What makes InRoads so unique among internship programs?
One of the things that distinguishes InRoads from other internship programs or internships that students might acquire on their own, is our training and development component. Throughout the summer when the student is working with their corporate sponsor, they’re receiving training from the company. But InRoads provides training as well. In addition to working full time, the students participate in Saturday training sessions that focus on a variety of competencies; business sophistication, ethics, on the job communication skills. So while they’re receiving work experience, they also have the opportunity to participate in those development activities as well.
What fields are particularly in demand?
We don’t really recruit a lot of Liberal Arts students. There’s a huge percentage of engineering majors in all disciplines, as well as technology majors, computer science, IT. Then [we place many students in] any of the Business disciplines; Marketing, Finance, Accounting, Business Administration. We recruit quite heavily and have extensive opportunities for students who are pursuing those degrees.
What are some area corporations where you place students?
Some of our partners include accounting firms, Ernst & Young, Owens & Minor, SunTrust, Wachovia, Northrop Grumman.
How does an internship bolster a young person’s resume or skill set?

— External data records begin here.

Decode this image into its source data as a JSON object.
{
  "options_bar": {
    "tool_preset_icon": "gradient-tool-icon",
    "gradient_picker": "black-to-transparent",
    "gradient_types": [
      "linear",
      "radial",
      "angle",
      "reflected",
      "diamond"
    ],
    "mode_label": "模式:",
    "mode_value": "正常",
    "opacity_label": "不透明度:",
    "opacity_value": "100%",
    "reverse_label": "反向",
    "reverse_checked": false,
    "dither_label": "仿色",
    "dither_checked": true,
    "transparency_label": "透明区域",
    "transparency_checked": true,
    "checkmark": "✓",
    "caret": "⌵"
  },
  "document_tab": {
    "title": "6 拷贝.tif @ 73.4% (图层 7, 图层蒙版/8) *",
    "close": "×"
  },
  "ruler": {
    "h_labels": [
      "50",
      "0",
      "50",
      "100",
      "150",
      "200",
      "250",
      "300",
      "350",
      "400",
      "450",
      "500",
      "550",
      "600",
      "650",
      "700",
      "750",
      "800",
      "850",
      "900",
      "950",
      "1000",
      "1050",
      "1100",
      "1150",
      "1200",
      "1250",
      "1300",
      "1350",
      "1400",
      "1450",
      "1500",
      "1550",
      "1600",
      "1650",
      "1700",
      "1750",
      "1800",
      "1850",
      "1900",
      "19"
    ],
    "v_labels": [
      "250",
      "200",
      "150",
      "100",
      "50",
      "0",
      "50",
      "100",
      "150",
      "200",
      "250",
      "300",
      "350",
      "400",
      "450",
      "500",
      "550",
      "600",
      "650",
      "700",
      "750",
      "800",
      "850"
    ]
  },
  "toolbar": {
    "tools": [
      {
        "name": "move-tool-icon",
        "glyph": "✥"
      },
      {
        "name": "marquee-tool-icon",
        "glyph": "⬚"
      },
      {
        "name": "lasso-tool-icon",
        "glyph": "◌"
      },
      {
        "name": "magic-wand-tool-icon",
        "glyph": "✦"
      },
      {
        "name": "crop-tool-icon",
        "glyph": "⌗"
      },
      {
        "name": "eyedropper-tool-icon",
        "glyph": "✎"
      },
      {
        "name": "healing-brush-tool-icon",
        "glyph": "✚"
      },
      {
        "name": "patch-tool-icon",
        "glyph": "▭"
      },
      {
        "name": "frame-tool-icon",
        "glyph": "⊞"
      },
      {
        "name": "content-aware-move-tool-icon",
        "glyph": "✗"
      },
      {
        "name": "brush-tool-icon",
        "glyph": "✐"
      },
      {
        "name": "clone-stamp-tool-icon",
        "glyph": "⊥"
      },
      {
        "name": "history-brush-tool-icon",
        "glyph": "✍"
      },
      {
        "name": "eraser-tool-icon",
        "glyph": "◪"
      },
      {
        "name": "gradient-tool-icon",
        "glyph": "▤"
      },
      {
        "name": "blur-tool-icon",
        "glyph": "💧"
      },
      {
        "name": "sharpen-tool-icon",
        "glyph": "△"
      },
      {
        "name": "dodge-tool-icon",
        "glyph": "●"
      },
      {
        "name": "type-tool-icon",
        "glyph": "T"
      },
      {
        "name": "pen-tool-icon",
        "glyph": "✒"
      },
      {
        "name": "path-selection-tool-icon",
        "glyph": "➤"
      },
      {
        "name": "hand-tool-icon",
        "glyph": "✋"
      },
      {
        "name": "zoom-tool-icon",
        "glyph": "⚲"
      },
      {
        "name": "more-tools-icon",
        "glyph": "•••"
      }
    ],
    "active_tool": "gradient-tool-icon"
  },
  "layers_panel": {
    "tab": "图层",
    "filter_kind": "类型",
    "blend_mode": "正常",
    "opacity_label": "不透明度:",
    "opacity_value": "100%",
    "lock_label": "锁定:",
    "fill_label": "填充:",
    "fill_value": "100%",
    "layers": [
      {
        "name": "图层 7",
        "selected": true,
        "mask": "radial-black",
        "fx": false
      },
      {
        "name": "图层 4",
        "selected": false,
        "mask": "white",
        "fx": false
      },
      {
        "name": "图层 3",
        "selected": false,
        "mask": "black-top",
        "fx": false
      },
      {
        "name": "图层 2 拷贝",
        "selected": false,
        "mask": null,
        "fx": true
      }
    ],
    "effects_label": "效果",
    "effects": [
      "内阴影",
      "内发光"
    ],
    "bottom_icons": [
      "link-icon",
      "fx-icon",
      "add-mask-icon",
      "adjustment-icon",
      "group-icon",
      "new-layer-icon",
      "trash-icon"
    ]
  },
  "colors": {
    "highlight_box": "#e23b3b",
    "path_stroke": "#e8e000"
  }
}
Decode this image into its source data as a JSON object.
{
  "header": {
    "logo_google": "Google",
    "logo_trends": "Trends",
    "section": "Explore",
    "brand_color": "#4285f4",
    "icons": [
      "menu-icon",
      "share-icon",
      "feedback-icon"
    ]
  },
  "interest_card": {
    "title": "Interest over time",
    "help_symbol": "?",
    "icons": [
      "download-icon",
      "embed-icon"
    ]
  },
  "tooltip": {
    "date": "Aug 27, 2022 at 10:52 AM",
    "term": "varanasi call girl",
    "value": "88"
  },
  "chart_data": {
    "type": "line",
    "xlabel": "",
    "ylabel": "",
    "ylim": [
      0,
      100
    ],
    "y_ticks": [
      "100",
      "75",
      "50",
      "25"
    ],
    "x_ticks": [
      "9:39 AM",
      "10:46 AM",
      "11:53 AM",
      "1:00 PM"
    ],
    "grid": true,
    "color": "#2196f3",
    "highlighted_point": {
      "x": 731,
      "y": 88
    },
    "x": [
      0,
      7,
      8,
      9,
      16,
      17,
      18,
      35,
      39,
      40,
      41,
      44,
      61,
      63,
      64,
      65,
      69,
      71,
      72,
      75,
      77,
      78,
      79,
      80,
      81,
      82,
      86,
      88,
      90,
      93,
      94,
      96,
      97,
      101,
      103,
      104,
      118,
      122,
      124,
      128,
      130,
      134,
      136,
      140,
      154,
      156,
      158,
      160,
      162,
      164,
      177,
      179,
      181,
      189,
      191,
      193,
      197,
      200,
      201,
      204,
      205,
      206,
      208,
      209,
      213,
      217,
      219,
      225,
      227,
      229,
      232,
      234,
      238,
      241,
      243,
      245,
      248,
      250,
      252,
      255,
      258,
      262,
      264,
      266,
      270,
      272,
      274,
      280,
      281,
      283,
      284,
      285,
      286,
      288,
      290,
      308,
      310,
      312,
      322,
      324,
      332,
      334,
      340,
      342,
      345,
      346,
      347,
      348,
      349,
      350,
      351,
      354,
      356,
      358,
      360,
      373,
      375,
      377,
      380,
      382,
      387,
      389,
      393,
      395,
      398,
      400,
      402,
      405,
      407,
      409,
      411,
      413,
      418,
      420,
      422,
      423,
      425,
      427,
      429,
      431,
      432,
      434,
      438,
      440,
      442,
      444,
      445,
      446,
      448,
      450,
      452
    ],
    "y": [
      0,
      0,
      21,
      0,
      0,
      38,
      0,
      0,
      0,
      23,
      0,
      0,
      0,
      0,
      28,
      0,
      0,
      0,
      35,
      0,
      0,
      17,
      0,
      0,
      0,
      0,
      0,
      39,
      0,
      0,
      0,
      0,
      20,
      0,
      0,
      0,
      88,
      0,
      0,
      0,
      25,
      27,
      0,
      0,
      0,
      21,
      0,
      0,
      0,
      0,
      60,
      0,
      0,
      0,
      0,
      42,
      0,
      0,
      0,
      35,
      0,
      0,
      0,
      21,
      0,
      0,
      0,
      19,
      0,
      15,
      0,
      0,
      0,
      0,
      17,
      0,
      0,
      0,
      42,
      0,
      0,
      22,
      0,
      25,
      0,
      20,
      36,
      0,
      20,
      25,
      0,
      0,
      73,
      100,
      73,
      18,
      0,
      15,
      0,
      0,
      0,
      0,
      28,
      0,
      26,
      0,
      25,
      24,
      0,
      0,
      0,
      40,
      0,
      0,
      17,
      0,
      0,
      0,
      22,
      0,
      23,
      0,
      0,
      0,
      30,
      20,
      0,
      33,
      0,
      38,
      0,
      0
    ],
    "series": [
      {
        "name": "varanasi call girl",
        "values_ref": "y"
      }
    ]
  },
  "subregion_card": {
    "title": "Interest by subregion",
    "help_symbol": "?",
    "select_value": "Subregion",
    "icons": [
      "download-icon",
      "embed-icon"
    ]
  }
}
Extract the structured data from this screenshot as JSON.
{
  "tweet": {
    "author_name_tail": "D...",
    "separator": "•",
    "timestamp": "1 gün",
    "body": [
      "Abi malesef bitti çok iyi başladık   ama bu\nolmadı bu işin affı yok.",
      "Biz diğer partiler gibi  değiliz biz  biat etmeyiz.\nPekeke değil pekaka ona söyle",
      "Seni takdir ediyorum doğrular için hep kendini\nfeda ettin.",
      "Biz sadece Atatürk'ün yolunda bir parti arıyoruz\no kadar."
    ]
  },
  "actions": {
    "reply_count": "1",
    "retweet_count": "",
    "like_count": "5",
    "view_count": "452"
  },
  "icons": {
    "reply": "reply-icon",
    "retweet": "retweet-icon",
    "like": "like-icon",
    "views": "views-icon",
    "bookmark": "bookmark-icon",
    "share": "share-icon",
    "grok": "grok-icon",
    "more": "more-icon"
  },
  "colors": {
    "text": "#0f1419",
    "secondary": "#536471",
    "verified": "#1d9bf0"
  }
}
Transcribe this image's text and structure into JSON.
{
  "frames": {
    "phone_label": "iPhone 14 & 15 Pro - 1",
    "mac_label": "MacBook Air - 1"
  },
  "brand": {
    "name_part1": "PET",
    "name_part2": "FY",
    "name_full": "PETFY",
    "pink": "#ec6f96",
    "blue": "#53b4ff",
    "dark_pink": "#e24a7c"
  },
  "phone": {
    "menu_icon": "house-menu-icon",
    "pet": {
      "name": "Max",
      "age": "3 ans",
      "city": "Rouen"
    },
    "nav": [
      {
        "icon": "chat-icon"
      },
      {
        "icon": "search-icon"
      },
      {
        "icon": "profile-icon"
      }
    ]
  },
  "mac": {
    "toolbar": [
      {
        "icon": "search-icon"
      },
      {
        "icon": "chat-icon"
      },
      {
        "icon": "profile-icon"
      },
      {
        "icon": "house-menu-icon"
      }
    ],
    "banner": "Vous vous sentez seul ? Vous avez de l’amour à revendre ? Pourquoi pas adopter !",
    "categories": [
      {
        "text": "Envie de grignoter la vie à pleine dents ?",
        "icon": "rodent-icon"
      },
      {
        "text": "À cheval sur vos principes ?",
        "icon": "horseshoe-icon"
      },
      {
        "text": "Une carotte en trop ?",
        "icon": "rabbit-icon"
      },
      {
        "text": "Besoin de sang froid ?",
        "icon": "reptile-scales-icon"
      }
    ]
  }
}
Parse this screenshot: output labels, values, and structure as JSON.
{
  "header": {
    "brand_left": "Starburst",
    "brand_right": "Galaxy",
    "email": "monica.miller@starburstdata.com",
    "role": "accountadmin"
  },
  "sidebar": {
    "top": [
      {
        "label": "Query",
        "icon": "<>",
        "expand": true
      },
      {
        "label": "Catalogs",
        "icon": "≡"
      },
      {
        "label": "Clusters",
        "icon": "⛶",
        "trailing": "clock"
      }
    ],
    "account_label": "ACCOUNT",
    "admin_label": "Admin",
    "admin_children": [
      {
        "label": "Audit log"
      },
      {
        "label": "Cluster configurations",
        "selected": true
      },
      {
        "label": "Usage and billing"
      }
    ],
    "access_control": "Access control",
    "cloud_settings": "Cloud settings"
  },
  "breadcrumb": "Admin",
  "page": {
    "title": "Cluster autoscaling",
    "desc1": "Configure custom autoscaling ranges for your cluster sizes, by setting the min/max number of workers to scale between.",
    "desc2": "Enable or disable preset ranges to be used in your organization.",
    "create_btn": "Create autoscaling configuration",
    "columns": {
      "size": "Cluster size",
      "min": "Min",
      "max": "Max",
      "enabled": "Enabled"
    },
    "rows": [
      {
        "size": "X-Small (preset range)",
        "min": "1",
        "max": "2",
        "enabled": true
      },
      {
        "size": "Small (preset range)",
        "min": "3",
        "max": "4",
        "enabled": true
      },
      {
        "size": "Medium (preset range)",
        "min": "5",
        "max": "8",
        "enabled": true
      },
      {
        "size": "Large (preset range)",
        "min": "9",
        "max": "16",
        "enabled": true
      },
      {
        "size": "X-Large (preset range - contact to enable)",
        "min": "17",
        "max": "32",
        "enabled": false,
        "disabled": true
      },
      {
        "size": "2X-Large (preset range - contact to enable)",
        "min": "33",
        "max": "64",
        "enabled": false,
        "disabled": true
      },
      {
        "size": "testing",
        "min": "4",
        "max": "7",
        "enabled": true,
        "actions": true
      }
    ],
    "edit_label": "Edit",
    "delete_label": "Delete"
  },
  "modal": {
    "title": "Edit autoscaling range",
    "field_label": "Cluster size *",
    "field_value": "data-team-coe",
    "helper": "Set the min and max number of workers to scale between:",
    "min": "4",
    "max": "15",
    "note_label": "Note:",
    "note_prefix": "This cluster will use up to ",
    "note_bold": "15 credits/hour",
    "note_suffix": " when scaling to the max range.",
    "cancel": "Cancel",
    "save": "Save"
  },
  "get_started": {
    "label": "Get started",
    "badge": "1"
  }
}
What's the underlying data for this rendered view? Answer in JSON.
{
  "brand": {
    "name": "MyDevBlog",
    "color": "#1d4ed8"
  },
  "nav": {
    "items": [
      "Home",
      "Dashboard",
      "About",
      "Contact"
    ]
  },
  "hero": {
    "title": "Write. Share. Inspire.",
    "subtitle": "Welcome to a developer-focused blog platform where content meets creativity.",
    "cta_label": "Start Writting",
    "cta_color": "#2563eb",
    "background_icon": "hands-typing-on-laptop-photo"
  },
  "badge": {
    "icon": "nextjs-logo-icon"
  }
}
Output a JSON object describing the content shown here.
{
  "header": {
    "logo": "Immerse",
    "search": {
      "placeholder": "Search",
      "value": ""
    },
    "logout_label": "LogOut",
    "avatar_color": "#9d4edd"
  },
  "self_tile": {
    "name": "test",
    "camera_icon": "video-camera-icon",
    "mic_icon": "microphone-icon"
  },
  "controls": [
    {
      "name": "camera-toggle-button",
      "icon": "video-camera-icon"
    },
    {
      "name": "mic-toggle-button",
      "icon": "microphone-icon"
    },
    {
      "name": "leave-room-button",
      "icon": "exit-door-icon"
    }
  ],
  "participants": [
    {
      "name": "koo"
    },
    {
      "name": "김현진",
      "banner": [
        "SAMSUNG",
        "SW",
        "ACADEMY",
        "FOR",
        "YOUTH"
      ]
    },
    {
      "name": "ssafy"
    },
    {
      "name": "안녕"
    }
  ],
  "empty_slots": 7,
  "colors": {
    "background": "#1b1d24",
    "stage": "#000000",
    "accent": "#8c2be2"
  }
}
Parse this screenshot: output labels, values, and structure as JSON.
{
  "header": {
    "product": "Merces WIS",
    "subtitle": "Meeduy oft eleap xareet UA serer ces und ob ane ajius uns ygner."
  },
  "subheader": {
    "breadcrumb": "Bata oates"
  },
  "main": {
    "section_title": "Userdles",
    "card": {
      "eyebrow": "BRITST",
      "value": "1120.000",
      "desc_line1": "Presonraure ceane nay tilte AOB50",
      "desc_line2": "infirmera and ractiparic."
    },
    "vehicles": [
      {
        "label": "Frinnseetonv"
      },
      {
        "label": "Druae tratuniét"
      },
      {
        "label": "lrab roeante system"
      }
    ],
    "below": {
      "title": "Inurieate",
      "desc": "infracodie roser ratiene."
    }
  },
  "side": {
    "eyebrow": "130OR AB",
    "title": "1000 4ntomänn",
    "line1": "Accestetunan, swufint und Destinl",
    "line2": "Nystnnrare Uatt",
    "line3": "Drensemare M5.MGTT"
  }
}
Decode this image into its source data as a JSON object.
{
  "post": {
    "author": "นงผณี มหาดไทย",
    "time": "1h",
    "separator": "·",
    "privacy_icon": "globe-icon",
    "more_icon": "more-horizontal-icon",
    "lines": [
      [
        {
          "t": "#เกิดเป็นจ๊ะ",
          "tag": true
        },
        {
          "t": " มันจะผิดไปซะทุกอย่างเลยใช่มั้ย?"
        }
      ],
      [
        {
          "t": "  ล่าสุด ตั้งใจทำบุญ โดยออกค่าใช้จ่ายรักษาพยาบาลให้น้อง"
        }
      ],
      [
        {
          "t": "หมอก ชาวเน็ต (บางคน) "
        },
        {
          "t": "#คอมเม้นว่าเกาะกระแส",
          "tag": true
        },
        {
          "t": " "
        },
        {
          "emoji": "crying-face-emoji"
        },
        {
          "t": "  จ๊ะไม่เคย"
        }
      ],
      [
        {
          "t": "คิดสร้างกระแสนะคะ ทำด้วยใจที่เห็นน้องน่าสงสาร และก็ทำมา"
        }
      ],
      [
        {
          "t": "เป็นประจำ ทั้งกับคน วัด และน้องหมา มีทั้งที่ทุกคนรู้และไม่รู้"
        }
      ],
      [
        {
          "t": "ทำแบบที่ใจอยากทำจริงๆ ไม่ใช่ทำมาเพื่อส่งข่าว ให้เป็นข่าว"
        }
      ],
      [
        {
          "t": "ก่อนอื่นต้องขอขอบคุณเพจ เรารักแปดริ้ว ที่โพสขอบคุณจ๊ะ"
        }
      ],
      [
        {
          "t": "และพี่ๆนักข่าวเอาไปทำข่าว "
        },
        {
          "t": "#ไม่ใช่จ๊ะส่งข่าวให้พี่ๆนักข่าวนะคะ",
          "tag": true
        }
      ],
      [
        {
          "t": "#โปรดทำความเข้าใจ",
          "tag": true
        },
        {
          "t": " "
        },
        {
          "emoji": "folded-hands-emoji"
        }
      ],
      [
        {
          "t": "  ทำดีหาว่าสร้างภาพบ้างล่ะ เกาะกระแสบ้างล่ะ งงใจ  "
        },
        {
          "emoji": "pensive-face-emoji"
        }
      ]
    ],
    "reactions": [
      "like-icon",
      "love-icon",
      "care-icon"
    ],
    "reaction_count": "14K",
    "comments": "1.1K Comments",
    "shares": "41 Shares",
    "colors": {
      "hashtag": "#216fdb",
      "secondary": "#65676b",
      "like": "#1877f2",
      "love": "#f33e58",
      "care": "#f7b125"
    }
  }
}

It does a couple of things for the student. One of the major things is it provides an opportunity for that student to get work experience that is related not only to the degree they’re pursuing, but for the career path in which they’re interested. So it provides career-related work experience. It also provides the opportunity for personal and professional training development.
How does this benefit the companies who come to you seeking interns?
The biggest benefit is to have access to a potential pool of clients. Through InRoads, the company can really begin to develop a pipeline for potential employees. What it does in the long term is by having that pipeline, they can hire those students who graduate from college. If a company has had an intern for two to three summers, which is the average time, and then if a company leverages that summer experience and offers the student a full time position, then they have the benefit of hiring someone directly from college, who has six to nine months experience already. So the student has an opportunity to come in ready to work. So the learning curve, the training curve is shortened by hiring an InRoads intern who has worked for them.
What can a student reading this do to prepare herself to be accepted into the InRoads program?
High school seniors are eligible to apply. However the internship opportunities for seniors are very limited. I typically encourage students to apply in their freshman year of college. We are a long term process, meaning we are not a summer job program. Students have to commit two summers and have to be eligible to participate two summers. They can only apply through their sophomore year in college, or their junior year if they’re in a five-year program. The minimum GPA for application to InRoads is 2.8. Many of our corporate partners require a higher GPA for the internship process and in fact, the majority of our students have GPA’s in excess of a 2.8. But in order to secure an internship they would have to have a GPA of a minimum of 2.8. The focus is on a minority population but any student can apply.
Are there evaluations during the internship?
Yes. That’s why we don’t call ourselves a summer job program. Before the student shows up for the first day of work, the company has created a development plan for them and they’ve set goals and objectives and then there are two evaluations during the summer. The students have to receive satisfactory or higher on those evaluations. There’s also a community service component as well. The students are required to complete a minimum of twelve hours of community service during the summer.
Does this experience provide a student with a competitive edge in a tough market?
Most definitely. Nationwide, in a given summer, InRoads works with [approximately 400] companies across the country. With many of them, we have strong partnerships with, and they look to InRoads to provide them with a diverse pool of candidates. We hear oftentimes from company representatives, that as they’re receiving resumes from the Internet or a career fair, when they see a resume for a student who was an InRoads intern, it’s a flag for them because they know about the training and the experiences and the opportunities that InRoads interns have.
How do you measure success at InRoads?
With the students, the ultimate success is the student receiving an offer from the company they served their internship with. That is an expectation that we have and it’s an expectation that the companies have as well. It’s a two to three year process so we can’t guarantee anything on either side. But it is an expectation. On average, nationally, we have probably about an 85% acceptance rate [by students], and a 75% offer rate [by companies].